6.4 Death Benefit If a Disabled Participant dies, a death benefit will be paid to the Eligible Spouse as provided in Article 5.4.
6.5 Supporting Documentation The Committee may require, no more frequently than once in any calendar year, that a disabled Participant submit medical evidence of continuing Disability satisfactory to the Committee. The Committee may discontinue a Disability benefit after considering such evidence or lack thereof.
6.6 Determination of Continuous Service While Disabled If a Participant is determined to no longer be Disabled, the period of time he was Disabled will be added to his continuous service for the purpose of determining further benefit eligibility under the Plan.
ARTICLE 7
GENERAL
GENERAL
7.1 Payment Obligation Amounts payable to a Participant or Eligible Spouse shall be paid from the general assets of the Company or from the assets of a grantor trust within the meaning of subpart E, part I, subchapter J, chapter 1, subtitle A of the Code, established for use in funding executive compensation arrangements and commonly known as a “rabbi trust.”
7.2 Limitation on Payment Obligation The Company shall have no obligation under the Plan to a Participant or Eligible Spouse, except as provided in this Master Plan Document.
7.3 Furnishing Information The Participant or Eligible Spouse must cooperate in furnishing all information requested by the Company to facilitate the payment of Plan benefits.
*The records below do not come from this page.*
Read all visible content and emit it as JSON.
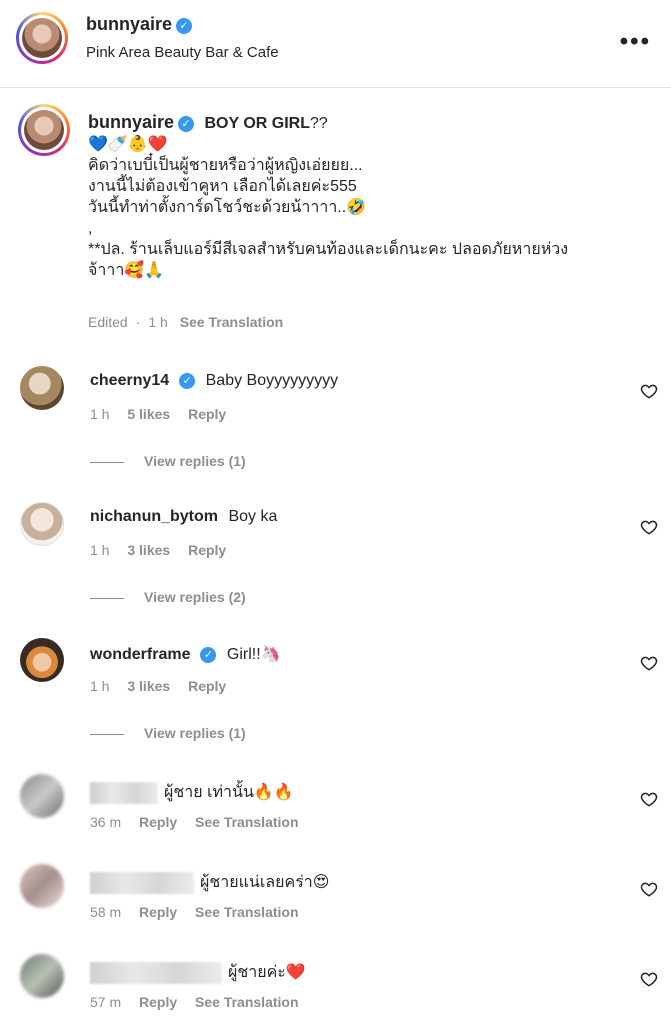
{
  "post": {
    "username": "bunnyaire",
    "location": "Pink Area Beauty Bar & Cafe",
    "more_label": "•••"
  },
  "caption": {
    "username": "bunnyaire",
    "title": "BOY OR GIRL",
    "title_suffix": "??",
    "lines": [
      "💙🍼👶❤️",
      "คิดว่าเบบี๋เป็นผู้ชายหรือว่าผู้หญิงเอ่ยยย...",
      "งานนี้ไม่ต้องเข้าคูหา เลือกได้เลยค่ะ555",
      "วันนี้ทำท่าตั้งการ์ดโชว์ชะด้วยน้าาาา..🤣",
      ",",
      "**ปล. ร้านเล็บแอร์มีสีเจลสำหรับคนท้องและเด็กนะคะ ปลอดภัยหายห่วง",
      "จ้าาา🥰🙏"
    ],
    "edited": "Edited",
    "time": "1 h",
    "see_translation": "See Translation"
  },
  "comments": [
    {
      "username": "cheerny14",
      "verified": true,
      "text": "Baby Boyyyyyyyyy",
      "time": "1 h",
      "likes": "5 likes",
      "reply": "Reply",
      "view_replies": "View replies (1)"
    },
    {
      "username": "nichanun_bytom",
      "verified": false,
      "text": "Boy ka",
      "time": "1 h",
      "likes": "3 likes",
      "reply": "Reply",
      "view_replies": "View replies (2)"
    },
    {
      "username": "wonderframe",
      "verified": true,
      "text": "Girl!!🦄",
      "time": "1 h",
      "likes": "3 likes",
      "reply": "Reply",
      "view_replies": "View replies (1)"
    },
    {
      "text": "ผู้ชาย เท่านั้น🔥🔥",
      "time": "36 m",
      "reply": "Reply",
      "see_translation": "See Translation"
    },
    {
      "text": "ผู้ชายแน่เลยคร่า😍",
      "time": "58 m",
      "reply": "Reply",
      "see_translation": "See Translation"
    },
    {
      "text": "ผู้ชายค่ะ❤️",
      "time": "57 m",
      "reply": "Reply",
      "see_translation": "See Translation"
    }
  ],
  "colors": {
    "verified": "#3897f0",
    "muted": "#8e8e8e",
    "text": "#262626"
  }
}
7.4 Unsecured General Creditor Participants and Eligible Spouses, heirs, successors, and assigns shall have no legal or equitable rights, claims, or interest in any specific property or assets of the Company. No assets of the Company shall be held under any trust, or held in any way as collateral security for the fulfilling of the obligations of the Company under the Plan. Any and all of the Company assets, shall be, and remain, the general unpledged, unrestricted assets of the Company. The Company obligations under the Plan shall be merely that of an unfunded and unsecured promise of the Company to pay money in the future, and the rights of the Participants and Eligible Spouses shall be no greater than those of unsecured general creditors. It is the intention of the Company that this Plan (and the Trust Funds described in Article 8) be unfunded for purposes of the Code and for the purposes of ERISA.
7.5 Withholding There shall be deducted from each payment made under the Plan or other compensation payable to the Participant or Eligible Spouse all taxes which are required to be withheld by the Company in respect to such payment under this Plan. The Company shall have the right to reduce any payment (or other compensation) by the amount of cash sufficient to provide the amount of said taxes.
7.6 Future Employment The terms and conditions of this Plan shall not be deemed to constitute a contract of employment between the Company and a Participant. Moreover, nothing in the Plan shall be deemed to give a Participant the right to be retained in the service of the Company or to interfere with the right of the Company to discipline or discharge the Participant at any time.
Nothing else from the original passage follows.